Il mondo del lavoro o gran parte di questo, con lo smartworking, è divenuto un “grande ufficio” e lo schermo del pc si è trasformato nel nostro “focolare domestico”; insieme agli effetti positivi di cui sopra, però, ce ne sono anche altri su cui occorre riflettere; la casa è diventata il luogo della concentrazione e non più soltanto un luogo di intimità e di relax domestici. Se il famoso aforisma “l’uomo è un animale sociale” ha trovato nello smartworking una forma di affievolita attuazione rispetto alla solitudine totale che si sarebbe creata in assenza di tale strumento, tuttavia come da alcuni rilevato, non deve essere sopravvalutato sotto questo aspetto: uno studio effettuato presso l’Università di Stanford, ha rilevato da un’indagine su un’agenzia di viaggi cinese, che se a lavorare da remoto si guadagna in produttività , dall’altro, si perdono vantaggi in termini di creatività e di pensiero innovativo; si è dimostrato che le persone che lavorano nella stessa stanza tendono a risolvere i problemi più rapidamente rispetto agli smartworkers e che la coesione del team soffre negli accordi di lavoro a distanza.

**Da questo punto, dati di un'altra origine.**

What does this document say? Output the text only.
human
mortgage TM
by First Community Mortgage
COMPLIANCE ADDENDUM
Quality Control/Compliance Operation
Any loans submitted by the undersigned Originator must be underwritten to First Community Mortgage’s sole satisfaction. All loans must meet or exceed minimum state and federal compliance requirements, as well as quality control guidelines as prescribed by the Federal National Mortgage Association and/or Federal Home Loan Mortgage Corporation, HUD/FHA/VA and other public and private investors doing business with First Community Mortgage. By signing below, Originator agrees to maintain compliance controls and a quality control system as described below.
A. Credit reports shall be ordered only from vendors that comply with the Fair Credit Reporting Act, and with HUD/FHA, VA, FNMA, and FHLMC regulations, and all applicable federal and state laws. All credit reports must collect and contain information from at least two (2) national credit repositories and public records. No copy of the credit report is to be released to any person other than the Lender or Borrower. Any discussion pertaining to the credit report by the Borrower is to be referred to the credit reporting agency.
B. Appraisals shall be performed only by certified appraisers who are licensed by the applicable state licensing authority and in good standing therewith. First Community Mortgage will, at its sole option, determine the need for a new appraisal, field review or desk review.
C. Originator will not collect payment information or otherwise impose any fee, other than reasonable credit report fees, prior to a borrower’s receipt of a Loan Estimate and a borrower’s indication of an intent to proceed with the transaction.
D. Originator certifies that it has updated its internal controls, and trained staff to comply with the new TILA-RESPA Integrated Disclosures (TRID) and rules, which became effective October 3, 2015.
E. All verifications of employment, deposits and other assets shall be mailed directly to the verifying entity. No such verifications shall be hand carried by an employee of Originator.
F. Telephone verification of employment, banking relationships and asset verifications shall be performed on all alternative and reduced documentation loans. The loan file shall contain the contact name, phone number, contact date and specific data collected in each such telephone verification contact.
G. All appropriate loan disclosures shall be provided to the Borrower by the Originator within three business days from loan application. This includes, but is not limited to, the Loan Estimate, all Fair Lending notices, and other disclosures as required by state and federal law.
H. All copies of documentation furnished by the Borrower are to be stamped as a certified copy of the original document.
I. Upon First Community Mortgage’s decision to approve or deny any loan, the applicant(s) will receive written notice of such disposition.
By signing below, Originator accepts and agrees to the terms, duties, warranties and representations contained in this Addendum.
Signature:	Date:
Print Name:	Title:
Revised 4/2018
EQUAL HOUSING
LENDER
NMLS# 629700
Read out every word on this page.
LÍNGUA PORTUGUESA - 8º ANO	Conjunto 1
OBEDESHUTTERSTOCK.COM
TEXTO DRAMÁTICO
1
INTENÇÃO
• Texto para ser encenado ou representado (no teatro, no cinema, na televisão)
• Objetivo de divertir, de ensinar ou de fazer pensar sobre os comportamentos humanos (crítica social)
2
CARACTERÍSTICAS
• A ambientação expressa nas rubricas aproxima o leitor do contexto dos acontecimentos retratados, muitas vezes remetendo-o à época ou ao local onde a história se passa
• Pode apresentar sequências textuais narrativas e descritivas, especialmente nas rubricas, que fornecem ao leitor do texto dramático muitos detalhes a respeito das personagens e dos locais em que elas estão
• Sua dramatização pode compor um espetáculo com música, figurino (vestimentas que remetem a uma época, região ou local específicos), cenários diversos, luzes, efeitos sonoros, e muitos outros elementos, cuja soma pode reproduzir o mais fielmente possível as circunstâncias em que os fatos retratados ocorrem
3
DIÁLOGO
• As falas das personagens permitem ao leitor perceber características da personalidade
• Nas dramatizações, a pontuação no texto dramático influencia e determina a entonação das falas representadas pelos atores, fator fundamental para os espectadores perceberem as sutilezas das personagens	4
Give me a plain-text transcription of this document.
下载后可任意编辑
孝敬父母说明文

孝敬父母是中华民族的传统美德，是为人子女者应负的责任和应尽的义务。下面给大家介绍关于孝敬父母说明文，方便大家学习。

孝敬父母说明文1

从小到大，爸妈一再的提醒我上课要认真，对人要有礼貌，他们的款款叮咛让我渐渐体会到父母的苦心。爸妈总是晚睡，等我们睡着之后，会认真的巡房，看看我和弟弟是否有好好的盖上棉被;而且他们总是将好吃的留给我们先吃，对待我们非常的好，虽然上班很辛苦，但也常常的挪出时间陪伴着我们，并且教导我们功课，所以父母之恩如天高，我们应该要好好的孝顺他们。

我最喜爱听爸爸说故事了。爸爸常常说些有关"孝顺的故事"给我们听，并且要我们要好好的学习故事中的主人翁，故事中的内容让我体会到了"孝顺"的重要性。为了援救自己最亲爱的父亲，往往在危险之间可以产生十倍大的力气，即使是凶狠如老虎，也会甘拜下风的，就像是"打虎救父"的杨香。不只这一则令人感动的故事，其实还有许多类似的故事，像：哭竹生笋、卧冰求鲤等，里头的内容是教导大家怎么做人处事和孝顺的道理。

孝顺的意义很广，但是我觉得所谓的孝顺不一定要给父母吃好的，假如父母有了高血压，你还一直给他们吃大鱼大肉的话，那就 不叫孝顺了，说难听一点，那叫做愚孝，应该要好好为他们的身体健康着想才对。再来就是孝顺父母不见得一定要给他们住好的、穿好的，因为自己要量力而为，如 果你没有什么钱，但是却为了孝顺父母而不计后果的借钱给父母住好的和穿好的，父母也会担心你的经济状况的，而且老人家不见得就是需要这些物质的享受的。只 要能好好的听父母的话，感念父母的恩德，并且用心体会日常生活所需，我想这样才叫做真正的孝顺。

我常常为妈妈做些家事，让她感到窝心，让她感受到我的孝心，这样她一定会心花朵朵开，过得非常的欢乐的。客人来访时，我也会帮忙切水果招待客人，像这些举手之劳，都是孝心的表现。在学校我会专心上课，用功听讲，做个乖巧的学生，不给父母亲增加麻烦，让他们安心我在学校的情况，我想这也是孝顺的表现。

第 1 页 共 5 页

Del resto lo stesso Steve Jobs sosteneva che “La creatività viene da incontri spontanei, da discussioni casuali” e queste sono possibili nello stare vicino ad altre persone e soltanto se ci viene data la possibilità di esprimere nel rapporto con l’altro le nostre qualità umane e la nostra empatia; tali abilità non possono emergere da rapporti automizzati e di natura virtuale e, pertanto, l’elemento di interazione sociale è e resta decisivo, se si vuole evitare di dar vita ad una generazione di lavoratori “autistici” e privi di quel “guizzo creativo” che può emergere soltanto da una vera relazione sociale; quindi il suo limite più macroscopico, soprattutto in una società con le caratteristiche di cui sopra, è l’ulteriore impoverimento del capitale umano e delle sue relazioni; si è affermato in definitiva un nuovo paradigma di lavoro e di socialità.
In conclusione, se è chiaro che tale strumento è ormai un qualcosa di irrinunciabile, occorre tuttavia valutarne e capirne tutte le eventuali conseguenze, al fine di poterle governare e di conseguire un assetto equilibrato di tutti gli interessi in gioco. Digitalizzazione della pubblica amministrazione e più in generale del “sistema paese” devono marciare di pari passo con socialità e sostegno alla stessa; soltanto così potremo essere in grado di conseguire quella modernità (così tanto agognata e che ora è così a portata di mano con il Recovery Plan) che nel suo esplicarsi e realizzarsi non deve perdere mai di vista l’uomo e le sue relazioni.